The Parth Shah interview: If private players frame the curriculum, there will be less ideological bias, rewriting of textbooks
History may be written by the victors, but in India, textbooks are often rewritten by the ruling party. Private involvement in this process could curb that, says Centre For Civil Society's Parth Shah
Very few people have been campaigning for real change in the education sector the way Parth J Shah, the President of Centre for Civil Society, has. The moving force behind the think-tank based out of Delhi, we get talking to him about radical transformations in the way we approach education and what he thinks we can do to get there. Excerpts:
There are two aspects to education: infrastructural investment and the curriculum. Which does the government need to focus on?
I think it is something we need to debate seriously. So what is the government good at, what is the private sector good at and what is the not-for-profit good at? And then figure out how to be balanced. What is the core competency of each of these domains in education? You can argue that the government has more resources, it has land in areas that the private sector cannot afford. So, the government can focus on infrastructure and land and leave the running of the schools, curriculum and pedagogy to contracted parties.
When a private body enters the school, don't you think there would be a shift in this equilibrium of ideologies and thoughts?
What is the ideology of the current government's school curriculum? You know very well that it keeps changing with every government. The government does not serve national commitment. And you can see the battle we fight every time the government changes: rewriting of textbooks, rewriting of histories, etc. Have we ever heard of a textbook from a private body rewriting history? They have to live up to people's expectations. There is a lot more accountability in that sense. There will be less ideological bias than we see today.

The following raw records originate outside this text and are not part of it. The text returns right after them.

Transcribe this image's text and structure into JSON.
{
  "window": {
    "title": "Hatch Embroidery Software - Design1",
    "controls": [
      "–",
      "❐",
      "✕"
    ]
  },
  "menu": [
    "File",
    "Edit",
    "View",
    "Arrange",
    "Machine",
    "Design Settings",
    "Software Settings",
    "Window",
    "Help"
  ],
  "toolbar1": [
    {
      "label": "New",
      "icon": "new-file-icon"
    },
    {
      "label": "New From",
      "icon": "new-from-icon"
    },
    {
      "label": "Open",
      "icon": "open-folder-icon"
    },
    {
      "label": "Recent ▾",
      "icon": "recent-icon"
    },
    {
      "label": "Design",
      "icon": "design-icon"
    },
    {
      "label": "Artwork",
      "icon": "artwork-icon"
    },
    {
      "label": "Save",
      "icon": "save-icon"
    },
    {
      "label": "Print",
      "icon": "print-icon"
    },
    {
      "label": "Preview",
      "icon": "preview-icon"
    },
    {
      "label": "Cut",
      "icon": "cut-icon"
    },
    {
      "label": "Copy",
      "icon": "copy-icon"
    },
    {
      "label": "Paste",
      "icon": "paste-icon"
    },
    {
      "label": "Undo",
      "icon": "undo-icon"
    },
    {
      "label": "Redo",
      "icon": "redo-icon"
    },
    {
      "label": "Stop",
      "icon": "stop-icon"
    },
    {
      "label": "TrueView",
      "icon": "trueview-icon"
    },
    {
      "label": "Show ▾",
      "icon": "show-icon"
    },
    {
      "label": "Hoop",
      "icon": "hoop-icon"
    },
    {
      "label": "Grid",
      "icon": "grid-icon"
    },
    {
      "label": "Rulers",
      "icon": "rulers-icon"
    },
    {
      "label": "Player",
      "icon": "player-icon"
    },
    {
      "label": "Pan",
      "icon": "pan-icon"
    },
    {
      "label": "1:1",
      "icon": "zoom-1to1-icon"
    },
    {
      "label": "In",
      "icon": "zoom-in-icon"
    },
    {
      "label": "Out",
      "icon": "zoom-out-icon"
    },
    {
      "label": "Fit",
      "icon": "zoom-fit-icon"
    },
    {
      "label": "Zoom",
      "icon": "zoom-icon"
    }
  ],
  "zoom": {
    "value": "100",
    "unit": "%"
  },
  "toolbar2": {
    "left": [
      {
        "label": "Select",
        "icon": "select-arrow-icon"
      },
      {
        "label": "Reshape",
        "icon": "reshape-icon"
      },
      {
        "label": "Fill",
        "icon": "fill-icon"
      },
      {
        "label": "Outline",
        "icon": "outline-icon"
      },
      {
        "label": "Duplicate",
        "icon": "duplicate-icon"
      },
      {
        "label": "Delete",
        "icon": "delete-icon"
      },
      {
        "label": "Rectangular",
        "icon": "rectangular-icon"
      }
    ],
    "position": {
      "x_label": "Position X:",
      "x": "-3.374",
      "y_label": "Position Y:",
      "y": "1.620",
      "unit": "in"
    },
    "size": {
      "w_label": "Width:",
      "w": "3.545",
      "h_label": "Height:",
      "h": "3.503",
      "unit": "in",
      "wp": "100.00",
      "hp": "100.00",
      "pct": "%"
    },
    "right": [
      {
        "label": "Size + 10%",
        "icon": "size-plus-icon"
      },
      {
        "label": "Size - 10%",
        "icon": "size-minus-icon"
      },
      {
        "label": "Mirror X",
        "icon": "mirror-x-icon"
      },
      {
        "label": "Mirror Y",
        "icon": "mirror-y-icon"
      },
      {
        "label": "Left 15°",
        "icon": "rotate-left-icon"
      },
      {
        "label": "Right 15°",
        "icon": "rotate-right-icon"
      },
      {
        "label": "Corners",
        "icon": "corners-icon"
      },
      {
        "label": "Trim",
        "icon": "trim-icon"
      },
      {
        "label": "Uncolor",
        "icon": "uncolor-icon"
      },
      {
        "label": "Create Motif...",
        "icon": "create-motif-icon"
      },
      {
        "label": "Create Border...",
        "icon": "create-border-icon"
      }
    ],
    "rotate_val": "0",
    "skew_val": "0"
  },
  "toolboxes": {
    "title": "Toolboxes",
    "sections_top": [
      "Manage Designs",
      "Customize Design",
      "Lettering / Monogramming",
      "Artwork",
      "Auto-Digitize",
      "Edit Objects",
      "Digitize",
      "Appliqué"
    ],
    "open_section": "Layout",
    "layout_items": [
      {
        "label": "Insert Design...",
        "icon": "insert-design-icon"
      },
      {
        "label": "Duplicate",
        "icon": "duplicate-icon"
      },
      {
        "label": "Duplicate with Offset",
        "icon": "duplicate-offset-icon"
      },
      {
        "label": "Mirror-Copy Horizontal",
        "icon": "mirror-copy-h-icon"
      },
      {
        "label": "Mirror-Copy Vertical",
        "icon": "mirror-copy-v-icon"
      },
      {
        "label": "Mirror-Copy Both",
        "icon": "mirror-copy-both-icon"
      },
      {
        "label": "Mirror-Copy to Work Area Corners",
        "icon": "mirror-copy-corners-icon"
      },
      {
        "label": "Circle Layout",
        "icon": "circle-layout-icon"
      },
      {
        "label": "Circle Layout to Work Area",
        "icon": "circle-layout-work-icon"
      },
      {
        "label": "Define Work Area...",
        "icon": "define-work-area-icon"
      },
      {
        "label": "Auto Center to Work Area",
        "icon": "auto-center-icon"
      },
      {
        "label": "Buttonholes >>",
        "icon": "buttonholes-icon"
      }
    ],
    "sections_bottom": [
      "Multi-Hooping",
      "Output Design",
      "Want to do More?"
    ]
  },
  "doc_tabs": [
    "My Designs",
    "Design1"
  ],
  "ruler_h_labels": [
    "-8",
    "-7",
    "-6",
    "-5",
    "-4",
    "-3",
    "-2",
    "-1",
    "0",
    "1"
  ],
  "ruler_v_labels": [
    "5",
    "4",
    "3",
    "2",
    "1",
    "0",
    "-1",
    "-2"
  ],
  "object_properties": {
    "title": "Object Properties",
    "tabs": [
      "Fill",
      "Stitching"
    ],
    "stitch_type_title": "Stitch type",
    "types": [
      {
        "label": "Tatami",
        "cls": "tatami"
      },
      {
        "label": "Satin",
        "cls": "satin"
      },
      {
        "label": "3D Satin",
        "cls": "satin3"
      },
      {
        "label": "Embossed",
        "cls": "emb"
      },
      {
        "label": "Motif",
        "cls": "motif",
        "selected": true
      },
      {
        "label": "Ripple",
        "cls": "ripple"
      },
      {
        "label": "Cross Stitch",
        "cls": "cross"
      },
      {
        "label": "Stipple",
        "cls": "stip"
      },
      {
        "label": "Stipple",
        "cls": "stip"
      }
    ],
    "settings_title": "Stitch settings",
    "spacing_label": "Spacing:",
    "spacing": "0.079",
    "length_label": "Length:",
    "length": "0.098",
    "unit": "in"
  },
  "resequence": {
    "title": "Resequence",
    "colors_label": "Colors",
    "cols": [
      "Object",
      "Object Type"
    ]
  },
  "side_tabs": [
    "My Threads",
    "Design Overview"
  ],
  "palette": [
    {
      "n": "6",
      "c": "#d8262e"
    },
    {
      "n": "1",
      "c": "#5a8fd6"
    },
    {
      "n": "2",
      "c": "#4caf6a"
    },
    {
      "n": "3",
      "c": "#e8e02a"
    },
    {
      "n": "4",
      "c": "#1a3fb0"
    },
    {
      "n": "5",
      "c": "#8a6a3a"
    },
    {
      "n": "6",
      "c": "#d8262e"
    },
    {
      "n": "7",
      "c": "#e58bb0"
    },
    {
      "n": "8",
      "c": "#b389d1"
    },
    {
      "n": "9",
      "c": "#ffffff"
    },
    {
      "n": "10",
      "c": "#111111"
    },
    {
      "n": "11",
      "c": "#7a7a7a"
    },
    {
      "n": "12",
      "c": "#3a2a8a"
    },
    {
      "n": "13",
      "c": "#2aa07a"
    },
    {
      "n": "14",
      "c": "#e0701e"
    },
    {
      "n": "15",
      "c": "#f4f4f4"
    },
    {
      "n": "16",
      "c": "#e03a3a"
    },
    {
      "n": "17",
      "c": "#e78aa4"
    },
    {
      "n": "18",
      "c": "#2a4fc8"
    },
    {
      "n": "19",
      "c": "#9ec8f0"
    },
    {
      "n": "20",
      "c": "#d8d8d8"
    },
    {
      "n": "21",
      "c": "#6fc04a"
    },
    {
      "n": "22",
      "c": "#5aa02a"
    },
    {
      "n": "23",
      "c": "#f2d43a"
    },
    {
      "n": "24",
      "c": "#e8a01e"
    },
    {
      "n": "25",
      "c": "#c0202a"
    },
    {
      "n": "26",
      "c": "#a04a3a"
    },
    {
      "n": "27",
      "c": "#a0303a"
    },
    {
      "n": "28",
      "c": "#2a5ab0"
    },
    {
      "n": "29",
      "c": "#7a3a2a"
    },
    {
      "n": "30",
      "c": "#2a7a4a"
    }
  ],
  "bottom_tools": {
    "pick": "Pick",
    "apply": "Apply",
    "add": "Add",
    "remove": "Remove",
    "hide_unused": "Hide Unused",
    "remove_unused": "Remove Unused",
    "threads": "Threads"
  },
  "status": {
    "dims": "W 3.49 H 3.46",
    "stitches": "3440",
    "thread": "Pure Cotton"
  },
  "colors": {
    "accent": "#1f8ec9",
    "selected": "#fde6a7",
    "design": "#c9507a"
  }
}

Let's take this one step ahead of the school education system. There are integrated employment training programmes which replace higher education, where they pick students from marginalised communities or tier 2 cities and give skill-based training and recruit directly into the same company. How viable are these models?
I'm sure you have heard of the case where lakhs of candidates applied for a few hundred vacancies for the job of a peon. A few of them even had a PhD degree. My take from that is that the quality of education, higher education particularly, has come down. In that sense, there is a lot of inflation of need for education. So eligibility has shot up. For example, jobs that need only high school knowledge now expect candidates with an undergraduate degree to apply, and jobs that need an undergraduate degree, expect candidates with post graduation. It's a lot of credentialism and the use of paper degrees. So a course like this is important as it gives you skills that you may actually use. This doesn't really take away from the higher education system.

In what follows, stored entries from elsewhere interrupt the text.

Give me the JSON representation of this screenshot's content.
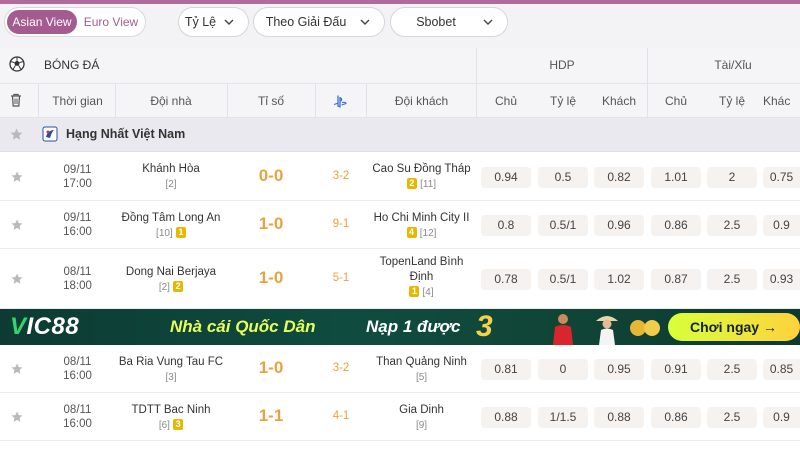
{
  "view_toggle": {
    "asian": "Asian View",
    "euro": "Euro View"
  },
  "filters": {
    "odds_type": "Tỷ Lệ",
    "sort": "Theo Giải Đấu",
    "bookmaker": "Sbobet"
  },
  "header": {
    "sport": "BÓNG ĐÁ",
    "hdp": "HDP",
    "taixiu": "Tài/Xỉu",
    "cols": {
      "time": "Thời gian",
      "home": "Đội nhà",
      "score": "Tỉ số",
      "away": "Đội khách",
      "hdp_home": "Chủ",
      "hdp_line": "Tỷ lệ",
      "hdp_away": "Khách",
      "ou_over": "Chủ",
      "ou_line": "Tỷ lệ",
      "ou_under": "Khác"
    }
  },
  "league": {
    "name": "Hạng Nhất Việt Nam"
  },
  "matches": [
    {
      "date": "09/11",
      "time": "17:00",
      "home": "Khánh Hòa",
      "home_rank": "[2]",
      "home_badge": "",
      "score": "0-0",
      "ht": "3-2",
      "away": "Cao Su Đồng Tháp",
      "away_badge": "2",
      "away_rank": "[11]",
      "hdp_home": "0.94",
      "hdp_line": "0.5",
      "hdp_away": "0.82",
      "ou_over": "1.01",
      "ou_line": "2",
      "ou_under": "0.75"
    },
    {
      "date": "09/11",
      "time": "16:00",
      "home": "Đồng Tâm Long An",
      "home_rank": "[10]",
      "home_badge": "1",
      "score": "1-0",
      "ht": "9-1",
      "away": "Ho Chi Minh City II",
      "away_badge": "4",
      "away_rank": "[12]",
      "hdp_home": "0.8",
      "hdp_line": "0.5/1",
      "hdp_away": "0.96",
      "ou_over": "0.86",
      "ou_line": "2.5",
      "ou_under": "0.9"
    },
    {
      "date": "08/11",
      "time": "18:00",
      "home": "Dong Nai Berjaya",
      "home_rank": "[2]",
      "home_badge": "2",
      "score": "1-0",
      "ht": "5-1",
      "away": "TopenLand Bình Định",
      "away_badge": "1",
      "away_rank": "[4]",
      "hdp_home": "0.78",
      "hdp_line": "0.5/1",
      "hdp_away": "1.02",
      "ou_over": "0.87",
      "ou_line": "2.5",
      "ou_under": "0.93"
    },
    {
      "date": "08/11",
      "time": "16:00",
      "home": "Ba Ria Vung Tau FC",
      "home_rank": "[3]",
      "home_badge": "",
      "score": "1-0",
      "ht": "3-2",
      "away": "Than Quảng Ninh",
      "away_badge": "",
      "away_rank": "[5]",
      "hdp_home": "0.81",
      "hdp_line": "0",
      "hdp_away": "0.95",
      "ou_over": "0.91",
      "ou_line": "2.5",
      "ou_under": "0.85"
    },
    {
      "date": "08/11",
      "time": "16:00",
      "home": "TDTT Bac Ninh",
      "home_rank": "[6]",
      "home_badge": "3",
      "score": "1-1",
      "ht": "4-1",
      "away": "Gia Dinh",
      "away_badge": "",
      "away_rank": "[9]",
      "hdp_home": "0.88",
      "hdp_line": "1/1.5",
      "hdp_away": "0.88",
      "ou_over": "0.86",
      "ou_line": "2.5",
      "ou_under": "0.9"
    }
  ],
  "banner": {
    "brand_v": "V",
    "brand_rest": "IC88",
    "slogan": "Nhà cái Quốc Dân",
    "promo": "Nạp 1 được",
    "promo_num": "3",
    "cta": "Chơi ngay →"
  },
  "colors": {
    "accent": "#a45c90",
    "score": "#e8a33c",
    "badge": "#e8b800"
  }
}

What do you think is the way forward in the next few years?
We are too centralised and in control. The government should decentralise education. Even though is a concurrent subject, there is too much of the Centre's involvement. The State's role has been to primarily implement. This has to change and local bodies should be involved in education. Without local accountability, we cannot rebuild the education system.
You've been campaigning for the School Choice Campaign quite a bit. Why do you believe in it as firmly as you do?
The School Choice Campaign is one of the most important ones we ran. The idea was: How do we make schools accountable to parents? In some sense, private schools are accountable to parents because parents pay the fees and therefore school would have to cater to their demands. The government schools are, unfortunately, accountable (only) to the government education department. So the idea was to create a mechanism through which we can make even government schools to some degree accountable to parents. Currently, the funding directly goes to government schools and the school then provides education to whoever comes to the school. We thought if the funding actually went to the parents — to poor parents in the form of vouchers or any other form or DBT (Direct Benefit Transfer) — then the parents would then choose the school and pay it as a fee. So the funding for a government school will be determined by how many students want to go to that school.
We have a per-capita expenditure on students when it comes to government schools. So if parents are choosing to go to another school, wouldn't that expenditure vary from school to school? How do you overcome that lack of uniformity?
The government could say that a certain amount could be the per-capita expenditure of a given school. And if you choose to go to that school, that is the amount that you will get to pay to that school. So it could be a variable amount that varies with which school you go to. There will be technical issues, but given the technology that we have, much of that can be customised. There are many school districts in some of the countries which run themselves on this student funding model.